Should Uttal’s prognosis come to pass, it is little wonder that our understanding of the relationship between mind and brain appears condemned to endless postponements. In other words, the “ontological” threat to the “ultimate theoretical goal” of cognitive neuroscience (179) looms large. Is it possible that Uttal amongst others has sought a connection in the wrong place, so to speak? Taking our cue from Maxwell Bennett and Peter Hacker in their December 2001 and May 2002 contributions to Progress in Neurobiology, is Uttal not in danger of committing a twofold error? Firstly, by attributing mental or psychological capacities to the brains of human beings, the question arises of the legitimacy of attributing to a part what conceptually is characteristic of the whole, formally known as the mereological fallacy (2001: 512ff., 540-541; 2002: 15, 49). If so, then, simply presuming the primary bearer of psychological attributes is the brain, the case for it being the person as a whole has been banished. Secondly, such an unchallenged cognitive neuroscientific commitment historically derives, as Bennett & Hacker (2002: 12-13) contend, from its intellectual antecedents in the revolution identified with René Descartes.

          To elaborate briefly, what Descartes in effect upended was a former conception of person in which the psukhe (commonly but misleadingly translated as “soul”) was reconfigured, to quote Bennett & Hacker (2002: 12), not “as the principle of life, but as the principle of thought or consciousness.” By identifying psukhe solely with the thinking mind (res cogitans), its other functions enumerated by Aristoteles were reclassified as material or bodily features (res extensa). Because Descartes conceives of thinking as (self) awareness or consciousness, thinking therefore comprises volitional, ratiocinative, and imaginative powers as well as sensory apprehensions ranging from perception to passions. Hence, for almost four centuries, a bifurcation between mind and body has been upheld which generations of neuroscientists from Thomas Willis onwards pursued in terms of interactions between mind and cortex (2001: 510ff.; 2002: 15ff.).
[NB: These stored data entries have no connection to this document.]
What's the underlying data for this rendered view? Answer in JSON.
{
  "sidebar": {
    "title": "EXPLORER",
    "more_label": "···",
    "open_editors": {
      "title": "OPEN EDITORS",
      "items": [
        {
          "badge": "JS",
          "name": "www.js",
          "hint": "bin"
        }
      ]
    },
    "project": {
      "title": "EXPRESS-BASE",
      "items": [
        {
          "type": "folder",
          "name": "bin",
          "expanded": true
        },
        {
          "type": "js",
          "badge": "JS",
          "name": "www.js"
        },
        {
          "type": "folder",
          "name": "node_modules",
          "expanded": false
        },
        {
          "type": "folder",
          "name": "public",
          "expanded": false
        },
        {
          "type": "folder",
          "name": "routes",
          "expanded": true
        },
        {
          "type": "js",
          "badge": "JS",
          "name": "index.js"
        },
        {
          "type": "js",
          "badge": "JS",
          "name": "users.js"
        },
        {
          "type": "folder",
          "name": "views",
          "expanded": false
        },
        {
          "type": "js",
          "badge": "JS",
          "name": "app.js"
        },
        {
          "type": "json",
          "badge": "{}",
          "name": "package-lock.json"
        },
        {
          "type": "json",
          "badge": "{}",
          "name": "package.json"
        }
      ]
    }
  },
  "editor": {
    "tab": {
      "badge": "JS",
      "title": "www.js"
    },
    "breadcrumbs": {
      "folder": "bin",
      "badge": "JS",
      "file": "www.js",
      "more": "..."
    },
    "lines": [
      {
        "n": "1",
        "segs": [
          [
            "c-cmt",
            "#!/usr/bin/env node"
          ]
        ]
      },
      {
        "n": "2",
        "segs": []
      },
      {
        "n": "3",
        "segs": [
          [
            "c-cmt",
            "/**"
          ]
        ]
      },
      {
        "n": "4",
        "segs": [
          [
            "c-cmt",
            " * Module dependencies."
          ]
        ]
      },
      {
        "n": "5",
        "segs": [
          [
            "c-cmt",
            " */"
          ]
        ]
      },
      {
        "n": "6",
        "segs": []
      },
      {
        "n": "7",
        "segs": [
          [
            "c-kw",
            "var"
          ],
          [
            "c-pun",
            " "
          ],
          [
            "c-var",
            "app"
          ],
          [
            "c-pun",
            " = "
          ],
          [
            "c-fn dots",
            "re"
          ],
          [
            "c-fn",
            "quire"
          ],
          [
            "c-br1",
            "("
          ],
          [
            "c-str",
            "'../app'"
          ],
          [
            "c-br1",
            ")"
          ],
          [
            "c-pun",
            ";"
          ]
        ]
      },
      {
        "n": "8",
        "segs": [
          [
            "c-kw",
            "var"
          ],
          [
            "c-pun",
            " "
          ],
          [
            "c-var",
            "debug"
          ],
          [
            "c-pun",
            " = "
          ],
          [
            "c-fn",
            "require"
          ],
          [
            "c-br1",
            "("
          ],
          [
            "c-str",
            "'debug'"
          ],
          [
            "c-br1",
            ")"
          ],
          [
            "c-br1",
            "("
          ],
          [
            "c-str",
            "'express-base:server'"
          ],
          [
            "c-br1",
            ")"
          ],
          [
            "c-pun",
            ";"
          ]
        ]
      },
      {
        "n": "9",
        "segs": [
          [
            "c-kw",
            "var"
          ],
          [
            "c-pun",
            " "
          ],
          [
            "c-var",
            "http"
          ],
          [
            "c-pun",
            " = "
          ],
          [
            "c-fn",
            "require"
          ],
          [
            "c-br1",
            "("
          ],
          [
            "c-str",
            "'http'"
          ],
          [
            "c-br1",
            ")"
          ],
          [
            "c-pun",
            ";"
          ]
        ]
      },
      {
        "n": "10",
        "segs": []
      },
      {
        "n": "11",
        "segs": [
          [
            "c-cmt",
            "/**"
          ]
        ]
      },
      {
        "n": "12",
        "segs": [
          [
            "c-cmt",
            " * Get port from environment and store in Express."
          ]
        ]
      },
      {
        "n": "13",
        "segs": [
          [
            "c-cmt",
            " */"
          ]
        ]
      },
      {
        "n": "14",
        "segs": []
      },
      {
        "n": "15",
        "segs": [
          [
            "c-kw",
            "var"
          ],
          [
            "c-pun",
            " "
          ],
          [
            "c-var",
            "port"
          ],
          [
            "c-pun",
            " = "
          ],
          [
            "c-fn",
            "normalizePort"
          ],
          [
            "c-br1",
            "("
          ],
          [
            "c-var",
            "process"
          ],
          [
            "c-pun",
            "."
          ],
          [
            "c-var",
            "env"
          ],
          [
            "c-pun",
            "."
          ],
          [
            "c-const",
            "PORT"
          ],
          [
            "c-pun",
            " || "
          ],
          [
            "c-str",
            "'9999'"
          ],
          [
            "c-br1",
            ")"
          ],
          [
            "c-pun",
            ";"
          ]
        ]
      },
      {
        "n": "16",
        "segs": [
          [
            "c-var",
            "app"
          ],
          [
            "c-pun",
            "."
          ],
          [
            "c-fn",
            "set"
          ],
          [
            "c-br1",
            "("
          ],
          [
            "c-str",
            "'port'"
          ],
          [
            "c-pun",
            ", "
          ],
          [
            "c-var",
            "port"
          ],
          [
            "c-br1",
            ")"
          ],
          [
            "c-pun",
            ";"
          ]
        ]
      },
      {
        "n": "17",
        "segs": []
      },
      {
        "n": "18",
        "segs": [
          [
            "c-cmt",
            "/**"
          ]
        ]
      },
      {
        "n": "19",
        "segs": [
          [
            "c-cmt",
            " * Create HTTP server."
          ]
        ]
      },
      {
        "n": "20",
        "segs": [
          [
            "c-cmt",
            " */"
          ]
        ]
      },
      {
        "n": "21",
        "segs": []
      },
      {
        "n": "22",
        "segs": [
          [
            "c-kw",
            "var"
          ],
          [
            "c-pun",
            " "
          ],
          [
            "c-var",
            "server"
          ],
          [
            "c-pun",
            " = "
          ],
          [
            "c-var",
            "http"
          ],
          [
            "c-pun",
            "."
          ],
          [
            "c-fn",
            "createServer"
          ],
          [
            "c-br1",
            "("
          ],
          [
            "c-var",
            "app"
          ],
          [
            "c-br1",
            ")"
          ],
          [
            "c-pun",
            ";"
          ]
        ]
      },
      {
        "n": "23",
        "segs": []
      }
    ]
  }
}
          Let us conclude with a dialogic remark figuring in Ludwig Wittgenstein’s 1945 Philosophical Investigations:

“But doesn’t what you say amount to this: that there is no pain, for example, without pain-behaviour?” – It amounts to this: that only of a living human being and what resembles (behaves like) a living human being can one say: it has sensations; it sees; is blind; hears; is deaf; is conscious or unconscious (1945: §281; cf. §579ff.) (trans. Anscombe, Hacker & Schulte).

Hence, we may claim, a brain is not thoughtful or thoughtless, a person is; a brain is not imaginative or unimaginative, a person is; a brain does not perceive or misperceive, a person does; a brain does not operate with or without passions, a person does. This is the basis of the debate first initiated by Aristoteles in the Peri psukhes (De Anima (B.C. 350±)). There, in the first book, Aristoteles remarks:

We speak of the soul [psukhe] as being pained or pleased, being bold or fearful, being angry, perceiving, thinking….  Yet to say that it is the soul which is angry is as if we were to say that it is the soul that weaves or builds houses. It is doubtless better to avoid saying that the soul pities or learns or thinks, and rather to say that it is the man who does this… (408b1, 11-15) (trans. J.A. Smith).

Despite his many insights into the shortcomings of theory and practice within the cognitive neurosciences, Uttal is hardly alone amongst those in the field to misconstrue the brain as potentially providing a causal explanation for or bodily equivalent of the mind. It is at best a precondition.

 

© 2017 R.A. Goodrich

 

R.A. Goodrich is affiliated with the A.R.C. Centre for the History of Emotions (University of Melbourne) and the A.D.I. European Philosophy & History of Ideas (Deakin University), co-edits the online refereed arts journal, Double Dialogues, and co-ordinates with Maryrose Hall a longitudinal project investigating linguistic, cognitive, and behavioural development of higher-functioning children within the autistic spectrum and related disorders.